Hip Contact Force Magnitude and Regional Loading Patterns Are Altered in Those with Femoroacetabular Impingement Syndrome

Purpose The magnitude and location of hip contact force influence the local mechanical environment of the articular tissue, driving remodeling. We used a neuromusculoskeletal model to investigate hip contact force magnitudes and their regional loading patterns on the articular surfaces in those with femoroacetabular impingement (FAI) syndrome and controls during walking. Methods An EMG-assisted neuromusculoskeletal model was used to estimate hip contact forces in eligible participants with FAI syndrome (n = 41) and controls (n = 24), walking at self-selected speed. Hip contact forces were used to determine the average and spread of regional loading for femoral and acetabular articular surfaces. Hip contact force magnitude and region of loading were compared between groups using statistical parametric mapping and independent t-tests, respectively (P < 0.05). Results All of the following findings are reported compared with controls.
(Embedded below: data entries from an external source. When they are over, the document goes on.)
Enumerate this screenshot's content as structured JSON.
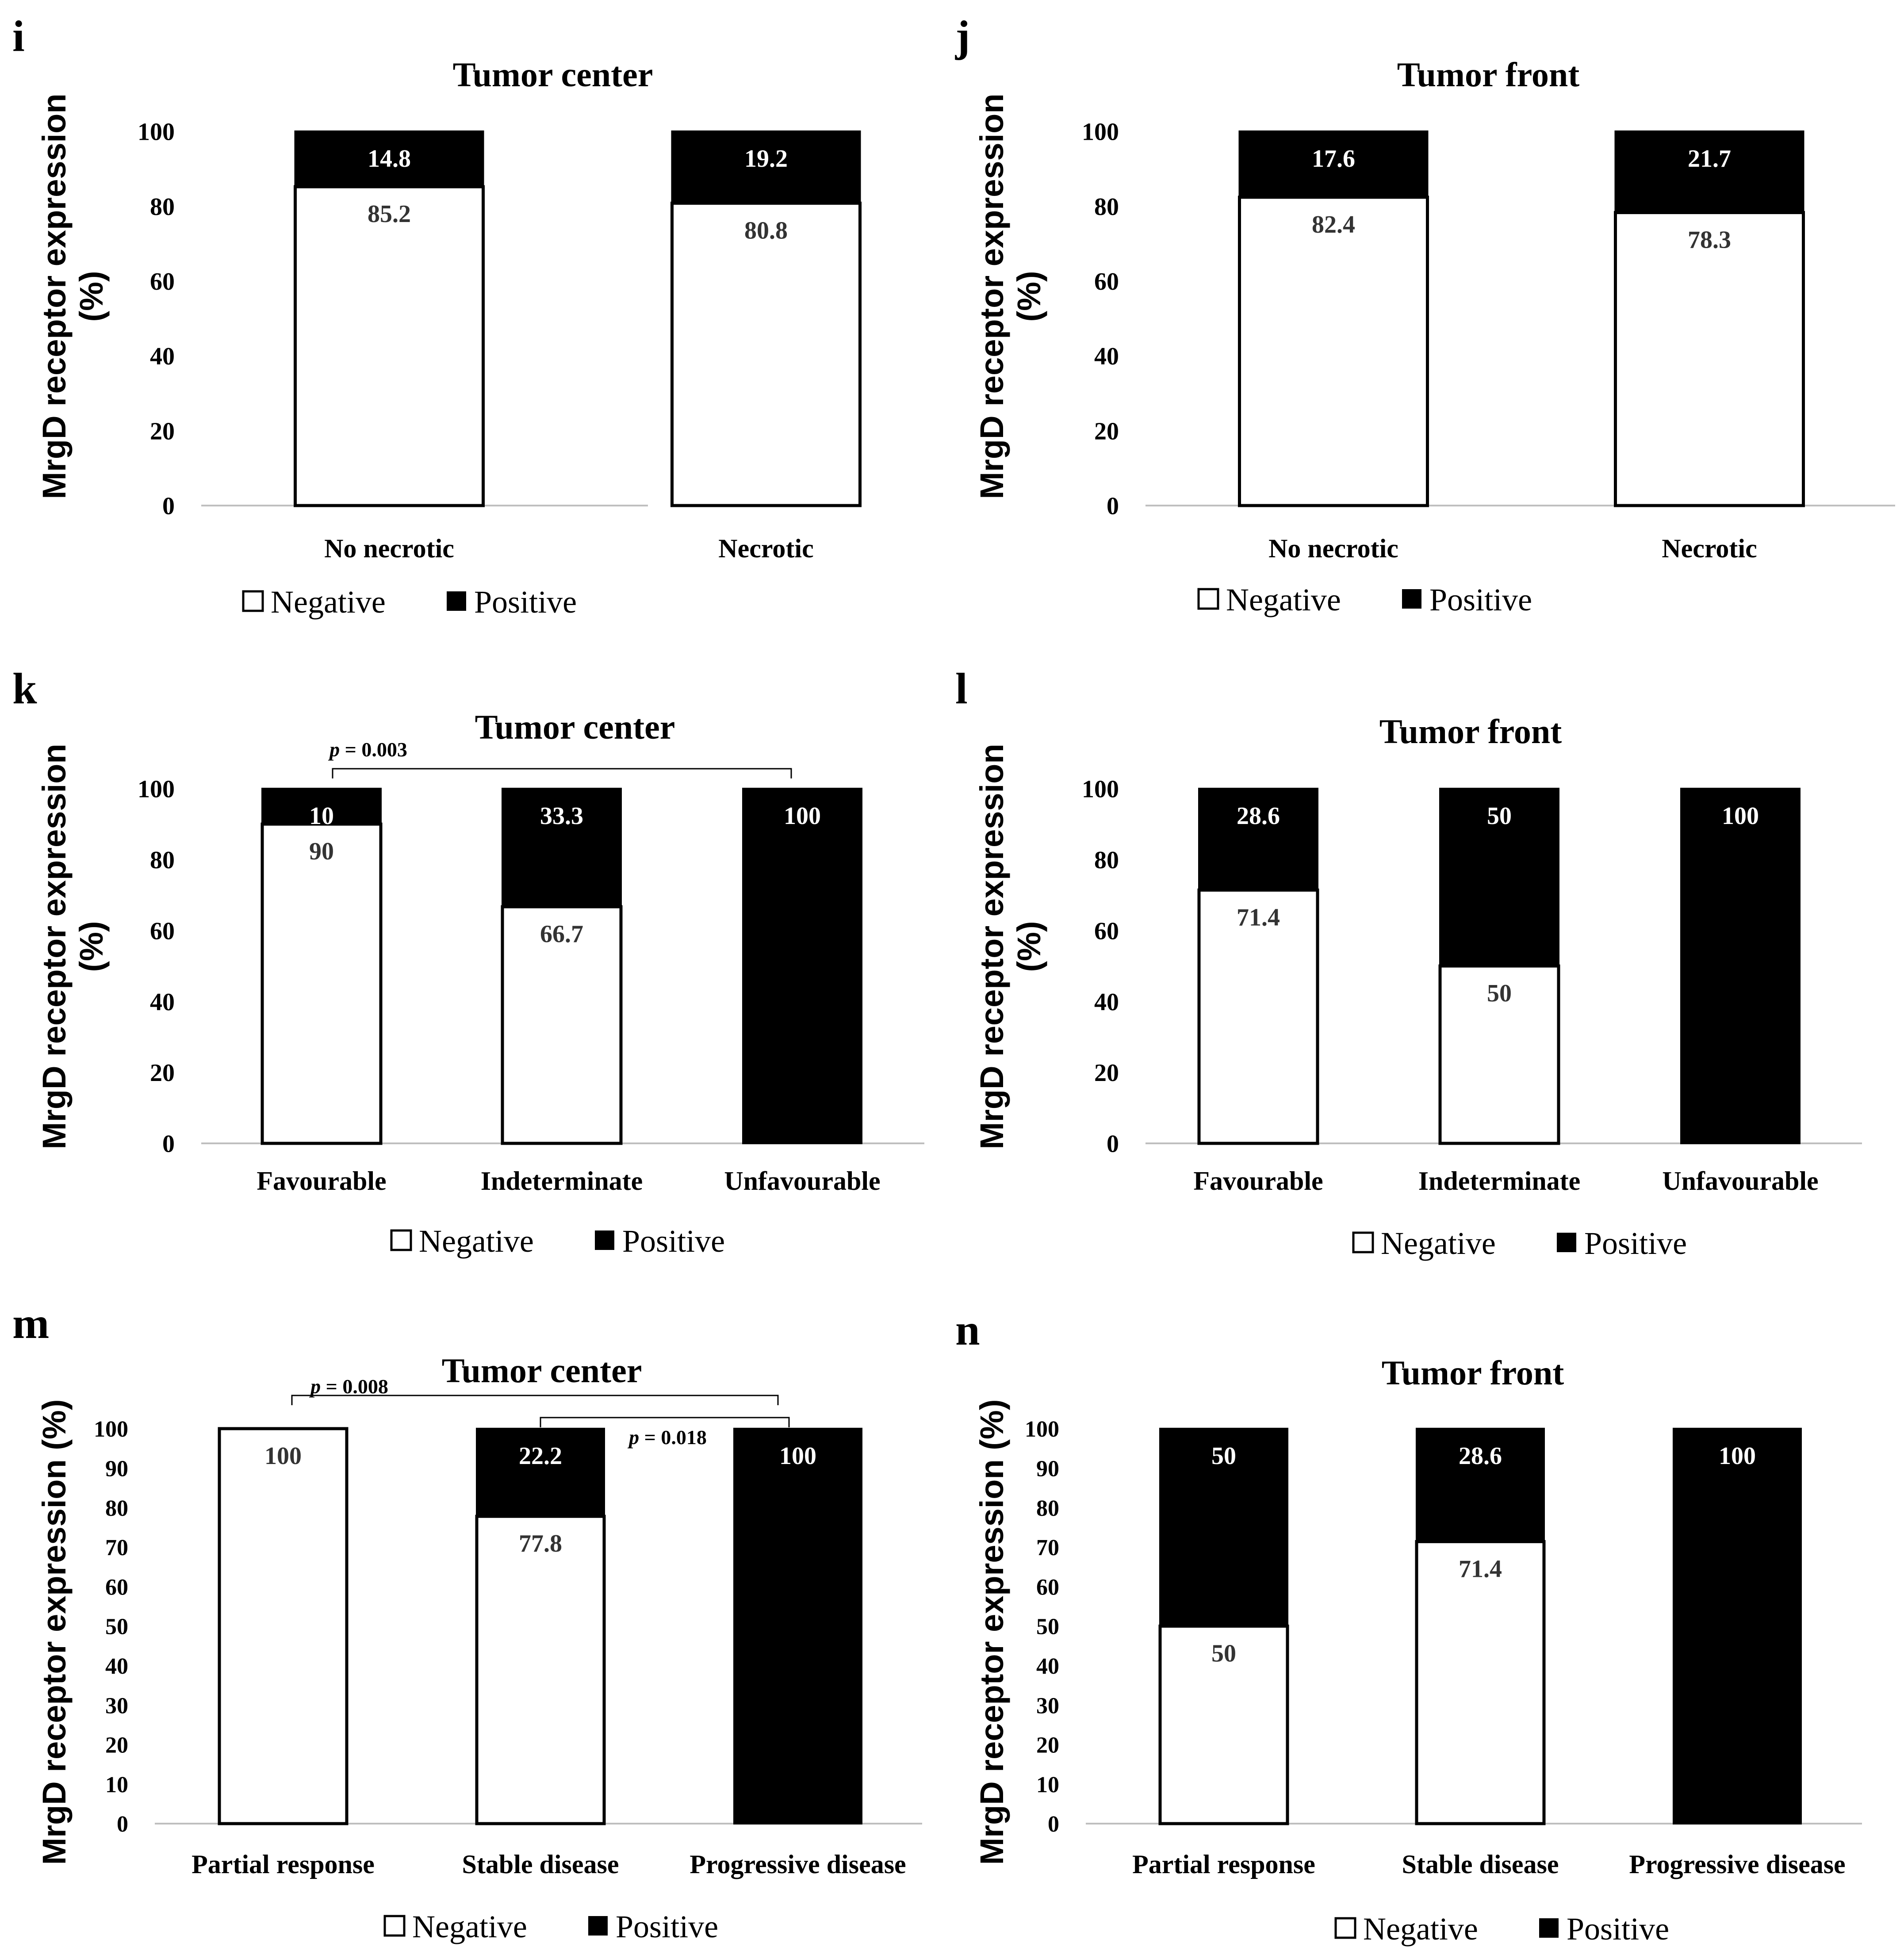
{
  "legend": {
    "negative": "Negative",
    "positive": "Positive"
  },
  "colors": {
    "negative_fill": "#ffffff",
    "positive_fill": "#000000",
    "axis": "#bfbfbf",
    "outline": "#000000"
  },
  "chart_data": [
    {
      "panel": "i",
      "type": "bar",
      "stacked": true,
      "title": "Tumor center",
      "ylabel_line1": "MrgD receptor expression",
      "ylabel_line2": "(%)",
      "ylim": [
        0,
        100
      ],
      "yticks": [
        0,
        20,
        40,
        60,
        80,
        100
      ],
      "categories": [
        "No necrotic",
        "Necrotic"
      ],
      "series": [
        {
          "name": "Negative",
          "values": [
            85.2,
            80.8
          ],
          "labels": [
            "85.2",
            "80.8"
          ]
        },
        {
          "name": "Positive",
          "values": [
            14.8,
            19.2
          ],
          "labels": [
            "14.8",
            "19.2"
          ]
        }
      ],
      "annotations": []
    },
    {
      "panel": "j",
      "type": "bar",
      "stacked": true,
      "title": "Tumor front",
      "ylabel_line1": "MrgD receptor expression",
      "ylabel_line2": "(%)",
      "ylim": [
        0,
        100
      ],
      "yticks": [
        0,
        20,
        40,
        60,
        80,
        100
      ],
      "categories": [
        "No necrotic",
        "Necrotic"
      ],
      "series": [
        {
          "name": "Negative",
          "values": [
            82.4,
            78.3
          ],
          "labels": [
            "82.4",
            "78.3"
          ]
        },
        {
          "name": "Positive",
          "values": [
            17.6,
            21.7
          ],
          "labels": [
            "17.6",
            "21.7"
          ]
        }
      ],
      "annotations": []
    },
    {
      "panel": "k",
      "type": "bar",
      "stacked": true,
      "title": "Tumor center",
      "ylabel_line1": "MrgD receptor expression",
      "ylabel_line2": "(%)",
      "ylim": [
        0,
        100
      ],
      "yticks": [
        0,
        20,
        40,
        60,
        80,
        100
      ],
      "categories": [
        "Favourable",
        "Indeterminate",
        "Unfavourable"
      ],
      "series": [
        {
          "name": "Negative",
          "values": [
            90,
            66.7,
            0
          ],
          "labels": [
            "90",
            "66.7",
            ""
          ]
        },
        {
          "name": "Positive",
          "values": [
            10,
            33.3,
            100
          ],
          "labels": [
            "10",
            "33.3",
            "100"
          ]
        }
      ],
      "annotations": [
        {
          "p": "p",
          "text": " = 0.003",
          "from": 0,
          "to": 2,
          "level": 1
        }
      ]
    },
    {
      "panel": "l",
      "type": "bar",
      "stacked": true,
      "title": "Tumor front",
      "ylabel_line1": "MrgD receptor expression",
      "ylabel_line2": "(%)",
      "ylim": [
        0,
        100
      ],
      "yticks": [
        0,
        20,
        40,
        60,
        80,
        100
      ],
      "categories": [
        "Favourable",
        "Indeterminate",
        "Unfavourable"
      ],
      "series": [
        {
          "name": "Negative",
          "values": [
            71.4,
            50,
            0
          ],
          "labels": [
            "71.4",
            "50",
            ""
          ]
        },
        {
          "name": "Positive",
          "values": [
            28.6,
            50,
            100
          ],
          "labels": [
            "28.6",
            "50",
            "100"
          ]
        }
      ],
      "annotations": []
    },
    {
      "panel": "m",
      "type": "bar",
      "stacked": true,
      "title": "Tumor center",
      "ylabel_line1": "MrgD receptor expression (%)",
      "ylabel_line2": "",
      "ylim": [
        0,
        100
      ],
      "yticks": [
        0,
        10,
        20,
        30,
        40,
        50,
        60,
        70,
        80,
        90,
        100
      ],
      "categories": [
        "Partial response",
        "Stable disease",
        "Progressive disease"
      ],
      "series": [
        {
          "name": "Negative",
          "values": [
            100,
            77.8,
            0
          ],
          "labels": [
            "100",
            "77.8",
            ""
          ]
        },
        {
          "name": "Positive",
          "values": [
            0,
            22.2,
            100
          ],
          "labels": [
            "",
            "22.2",
            "100"
          ]
        }
      ],
      "annotations": [
        {
          "p": "p",
          "text": " = 0.008",
          "from": 0,
          "to": 2,
          "level": 2
        },
        {
          "p": "p",
          "text": " = 0.018",
          "from": 1,
          "to": 2,
          "level": 1
        }
      ]
    },
    {
      "panel": "n",
      "type": "bar",
      "stacked": true,
      "title": "Tumor front",
      "ylabel_line1": "MrgD receptor expression (%)",
      "ylabel_line2": "",
      "ylim": [
        0,
        100
      ],
      "yticks": [
        0,
        10,
        20,
        30,
        40,
        50,
        60,
        70,
        80,
        90,
        100
      ],
      "categories": [
        "Partial response",
        "Stable disease",
        "Progressive disease"
      ],
      "series": [
        {
          "name": "Negative",
          "values": [
            50,
            71.4,
            0
          ],
          "labels": [
            "50",
            "71.4",
            ""
          ]
        },
        {
          "name": "Positive",
          "values": [
            50,
            28.6,
            100
          ],
          "labels": [
            "50",
            "28.6",
            "100"
          ]
        }
      ],
      "annotations": []
    }
  ]
}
Those with FAI syndrome walked with lower-magnitude hip contact forces (mean difference, -0.7 N center dot BW-1; P < 0.001) during first and second halves of stance, and with lower anteroposterior, vertical, and mediolateral contact force vector components. Participants with FAI syndrome also had less between-participant variation in average regional loading, which was located more anteriorly (3.8 degrees, P = 0.035) and laterally (2.2 degrees, P = 0.01) on the acetabulum but more posteriorly (-4.8 degrees, P = 0.01) on the femoral head. Participants with FAI syndrome had a smaller spread of regional loading across both the acetabulum (-1.9 mm, P = 0.049) and femoral head (1 mm, P < 0.001) during stance. Conclusions Compared with controls, participants with FAI syndrome walked with lower-magnitude hip contact forces that were constrained to smaller regions on the acetabulum and femoral head. Differences in regional loading patterns might contribute to the mechanobiological processes driving cartilage maladaptation in those with FAI syndrome.